En utilisant des tests Elispots (quantifiant la production d’IFNγ après exposition à des pools peptidiques couvrant différentes protéines structurales du virus), les chercheurs ont pu comparer les réponses T spécifiques contre le SARS-CoV-2 chez ces patients asymptomatiques avec celles d’une cohorte de patients hospitalisés ayant eu des formes modérées à sévères, infectés à des moments similaires.
De façon surprenante, la fréquence des lymphocytes T était équivalente, suggérant que, au cours de la phase précoce de l’infection, la quantité de lymphocytes T spécifiques contre le SARS-CoV-2 n’est pas proportionnelle à la gravité de la maladie.
Au cours du temps, une diminution de cellules T spécifiques était observée dans les 2 cohortes (contraction de la réponse).

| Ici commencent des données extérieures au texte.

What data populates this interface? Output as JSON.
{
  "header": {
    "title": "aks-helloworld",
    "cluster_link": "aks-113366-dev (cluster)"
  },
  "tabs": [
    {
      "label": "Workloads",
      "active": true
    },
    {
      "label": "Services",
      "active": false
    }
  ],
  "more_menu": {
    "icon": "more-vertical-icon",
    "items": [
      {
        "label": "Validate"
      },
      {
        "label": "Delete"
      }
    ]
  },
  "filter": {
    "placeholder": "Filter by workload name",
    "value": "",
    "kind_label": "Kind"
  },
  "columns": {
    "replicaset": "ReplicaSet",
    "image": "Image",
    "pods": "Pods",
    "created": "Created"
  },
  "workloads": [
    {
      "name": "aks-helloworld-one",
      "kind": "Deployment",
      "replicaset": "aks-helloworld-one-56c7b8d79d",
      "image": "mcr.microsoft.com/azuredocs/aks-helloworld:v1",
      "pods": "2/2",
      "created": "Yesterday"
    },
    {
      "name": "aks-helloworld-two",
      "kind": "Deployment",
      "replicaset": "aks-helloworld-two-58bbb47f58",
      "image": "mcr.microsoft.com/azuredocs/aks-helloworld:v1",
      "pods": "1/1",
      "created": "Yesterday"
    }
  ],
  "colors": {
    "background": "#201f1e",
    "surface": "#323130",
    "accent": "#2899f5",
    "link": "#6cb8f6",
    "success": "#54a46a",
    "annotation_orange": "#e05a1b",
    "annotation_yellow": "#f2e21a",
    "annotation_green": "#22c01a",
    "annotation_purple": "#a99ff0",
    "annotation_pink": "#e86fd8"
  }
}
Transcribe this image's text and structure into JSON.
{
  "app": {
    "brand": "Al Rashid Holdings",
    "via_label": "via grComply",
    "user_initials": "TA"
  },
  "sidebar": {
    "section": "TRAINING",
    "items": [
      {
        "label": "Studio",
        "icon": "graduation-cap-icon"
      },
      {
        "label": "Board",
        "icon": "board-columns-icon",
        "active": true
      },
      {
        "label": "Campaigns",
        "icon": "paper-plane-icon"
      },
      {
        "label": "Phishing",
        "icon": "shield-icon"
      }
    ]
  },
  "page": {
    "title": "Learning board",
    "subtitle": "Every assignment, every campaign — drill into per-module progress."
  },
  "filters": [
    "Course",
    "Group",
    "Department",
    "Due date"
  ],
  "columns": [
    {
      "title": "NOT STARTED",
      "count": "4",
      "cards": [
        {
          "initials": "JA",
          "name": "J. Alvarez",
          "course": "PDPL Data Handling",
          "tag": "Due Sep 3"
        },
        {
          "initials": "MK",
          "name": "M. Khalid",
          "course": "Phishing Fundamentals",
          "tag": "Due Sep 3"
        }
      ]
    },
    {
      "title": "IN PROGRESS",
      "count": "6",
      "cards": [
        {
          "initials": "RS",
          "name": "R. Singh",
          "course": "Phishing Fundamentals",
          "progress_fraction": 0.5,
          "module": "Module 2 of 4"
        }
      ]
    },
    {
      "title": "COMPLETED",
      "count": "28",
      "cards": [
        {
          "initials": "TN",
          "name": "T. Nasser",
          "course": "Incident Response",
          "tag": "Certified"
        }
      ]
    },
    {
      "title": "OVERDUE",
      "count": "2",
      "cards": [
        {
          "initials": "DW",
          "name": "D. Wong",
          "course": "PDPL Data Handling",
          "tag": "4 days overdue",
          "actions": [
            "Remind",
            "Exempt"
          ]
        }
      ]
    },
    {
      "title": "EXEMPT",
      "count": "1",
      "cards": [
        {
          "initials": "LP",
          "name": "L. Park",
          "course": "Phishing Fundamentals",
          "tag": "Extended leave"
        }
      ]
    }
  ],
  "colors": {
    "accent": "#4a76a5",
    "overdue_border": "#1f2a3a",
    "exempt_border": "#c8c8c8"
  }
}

Toutefois, leur fréquence à 2 à 3 mois était plus faible après une infection asymptomatique qu’après une forme modérée ou sévère.
Une explication possible pourrait être que, chez les patients symptomatiques, l’antigène viral persiste plus longtemps, la réplication virale étant généralement plus intense.
Les chercheurs ont ensuite analysé la quantité totale de cytokines sécrétées dans le sang après stimulation avec différents peptides du SARS-CoV-2 : étonnamment, la quantité d’IL-2 et d’IFN-γ était beaucoup plus élevée chez les individus asymptomatiques. Notons que ces deux cytokines sont cruciales pour contrôler l’infection (comme cela a été montré chez la souris). Par ailleurs, leur production était accompagnée par une sécrétion proportionnelle d’IL-10 et de cytokines pro-inflammatoires (IL-6, TNF-α et IL-1β). En revanche, une sécrétion disproportionnée de cytokines inflammatoires était déclenchée après stimulation des échantillons des sujets symptomatiques.
Les auteurs concluent donc que les individus infectés par le SARS-CoV-2 asymptomatiques sont capables de monter une réponse efficace et équilibrée qui protège l’hôte sans provoquer de pathologie apparente. Ces sujets n’auraient donc pas une faible immunité antivirale, comme précédemment évoqué, mais, au contraire, ils seraient à même de développer une réponse immunitaire cellulaire spécifique contre le virus hautement fonctionnelle.
Cinzia Nobile, La Revue du Praticien
Dufloo J, Grzelak L, Staropoli, et al. Asymptomatic and symptomatic SARS-CoV-2 infections elicit polyfunctional antibodies. Cell Rep Med (2021):100275.
Le Bert N, Clapham H E, Tan A T. Highly functionnal virus – specific cellular immune response in asymptomatic SARS-CoV-2 infection. J Exp Med 2021;218(5):e20202617.